I can be an anxiety-ridden moment when the IMRA quality report lands in a publisher’s inbox. No matter how strong the submission felt, opening these critical documents means facing the state’s first public measure of your work. The findings can be encouraging or frustrating, but regardless, there will be work to do. If organizations operate in a growth mindset, they will understand they just received a blueprint for success. They now have a carefully completed study of their program, the result of the most rigorous state review in the nation. What matters most is how publishers react and execute, guided by an organized strategy and project management.
Feedback is firsthand valuable intelligence; each comment reflects how reviewers experienced your materials, what they could easily verify, and what required more evidence than you provided. Teams that treat this information as data rather than criticism come out stronger, not only for the current adoption but for every subsequent state process.
The first person who should read the report is the project lead who managed the submission. They know the version history, the naming conventions, and how each piece of evidence was packaged. Their job is to review quietly and map out what the report is really saying before sharing it with the broader team. A simple spreadsheet works best and should serve as the foundation for cross-departmental appeals preparation. The process should note the indicator, copy the reviewer’s comment verbatim, record the evidence initially submitted, and flag whether the issue seems to stem from missing content, unclear wording, or misplaced evidence.
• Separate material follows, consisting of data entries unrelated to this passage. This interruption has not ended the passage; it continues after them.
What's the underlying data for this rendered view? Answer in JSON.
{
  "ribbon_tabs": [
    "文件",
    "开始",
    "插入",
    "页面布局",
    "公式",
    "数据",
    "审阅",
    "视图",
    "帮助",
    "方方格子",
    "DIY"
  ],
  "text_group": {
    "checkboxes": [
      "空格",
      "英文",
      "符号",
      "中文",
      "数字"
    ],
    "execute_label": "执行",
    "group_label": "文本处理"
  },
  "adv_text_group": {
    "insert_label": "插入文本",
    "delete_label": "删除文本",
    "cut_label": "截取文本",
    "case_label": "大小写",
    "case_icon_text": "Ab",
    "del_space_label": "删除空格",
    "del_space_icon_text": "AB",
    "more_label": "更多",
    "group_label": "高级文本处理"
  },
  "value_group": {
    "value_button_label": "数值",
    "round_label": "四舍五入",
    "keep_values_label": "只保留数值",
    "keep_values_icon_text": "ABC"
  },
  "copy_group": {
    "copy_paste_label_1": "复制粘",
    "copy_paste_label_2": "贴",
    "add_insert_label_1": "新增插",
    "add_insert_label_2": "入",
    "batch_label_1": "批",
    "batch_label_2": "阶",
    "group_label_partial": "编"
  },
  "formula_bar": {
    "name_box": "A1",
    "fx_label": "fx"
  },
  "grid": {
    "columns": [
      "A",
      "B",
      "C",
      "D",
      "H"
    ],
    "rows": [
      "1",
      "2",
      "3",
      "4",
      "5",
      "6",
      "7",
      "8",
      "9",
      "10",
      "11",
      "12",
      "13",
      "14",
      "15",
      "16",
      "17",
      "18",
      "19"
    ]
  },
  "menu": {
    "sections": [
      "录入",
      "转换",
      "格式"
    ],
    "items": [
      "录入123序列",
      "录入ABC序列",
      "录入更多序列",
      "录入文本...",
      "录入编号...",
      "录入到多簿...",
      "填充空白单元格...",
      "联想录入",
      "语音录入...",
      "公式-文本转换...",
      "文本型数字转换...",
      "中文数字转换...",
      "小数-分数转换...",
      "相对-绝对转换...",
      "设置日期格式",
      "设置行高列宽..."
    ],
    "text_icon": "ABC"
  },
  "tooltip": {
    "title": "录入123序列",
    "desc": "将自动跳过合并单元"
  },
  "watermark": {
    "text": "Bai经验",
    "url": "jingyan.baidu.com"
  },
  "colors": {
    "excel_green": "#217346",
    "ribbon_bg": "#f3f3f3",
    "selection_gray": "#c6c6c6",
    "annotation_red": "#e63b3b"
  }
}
Within a day, the lead should gather the small group that will manage the process: content experts, standards specialists, project management, and one person responsible for consistency of tone. Together, they decide who owns each finding, where supporting documentation will live, and how to keep files and versioning clean. A clear structure at this point prevents confusion later when deadlines tighten. I recommend scheduling an appeals kick-off meeting with senior leadership present to ensure complete organizational transparency and universal agreement on the approach.
Each assigned team member drafts responses for their section, keeping the language factual and complete. A good appeal restates the reviewer’s finding in plain language, explains how the program meets the requirement, and points precisely to the evidence—page numbers, file names, timestamps if needed. New or revised materials should be acknowledged without defensiveness. The state is not asking for perfection; it is assessing whether a publisher has responded responsibly and transparently.
Before appeals are submitted, responses should undergo an internal peer review. Someone who didn’t write the section checks that citations match, attachments open correctly, and the tone remains consistent. This review should also flag anything that might appear contradictory across grades or subjects. The goal is to ensure the final submission reads as one coherent response, not a patchwork of different voices.
If parts of the report are unclear or if indicators seem inconsistent, the team should reach out to TEA for clarification rather than guessing. A short, direct question such as. “Can you confirm which rubric item corresponds to this comment?” can save hours of second-guessing later. Keep all correspondence in the IMRA folder to demonstrate diligence and professionalism.
As the appeal takes shape, it helps to remember that IMRA reviewers and the State Board of Education are two separate audiences. Reviewers focus on quality and alignment; the Board takes a broader lens, including suitability and community context. Reading the draft appeal as if it might later be discussed publicly helps the team tighten explanations and remove jargon.
When the appeal is complete, everything should be archived: the tracker, evidence files, peer review notes, and correspondence. A short debrief afterward, what went smoothly, where time was lost, which indicators reappeared, turns a stressful phase into institutional learning. Many publishers create living documents from these reflections, so the next cycle leads with a strong strategy.
| Internal Tool | Purpose | Owner | Notes |
|---|---|---|---|
| Feedback Tracker | Records each finding, reviewer comment, and related evidence; forms the backbone of the appeal. | Project Lead | Built immediately after report receipt. |
| Evidence Repository | Central folder containing all cited files, labeled for easy reference. | Adoption & Product Team | Maintain strict version control. |
| Peer Review Log | Documents internal checks for accuracy, tone, and completeness. | Product Alignment or QA Lead | Completed before submission. |
| TEA Correspondence Filer | Stores all clarification emails and responses from the agency. | Project Manager | Demonstrates due diligence. |
| IMRA Playbook | Living document capturing lessons learned and workflow improvements for next cycle. | Leadership Team | Updated after debrief. |
Through the cross-departmental approach, the feedback and appeals process becomes an audit of readiness rather than a reactive response to criticism. It reveals where the evidence is most unmistakable, where the guidance is strongest, and how the program performs when viewed from the outside. Proactive teams use it not to defend their work, but to understand how it holds up under the weight of public review. This will ensure that, by the time the Board sees it, every answer is already built into the program itself.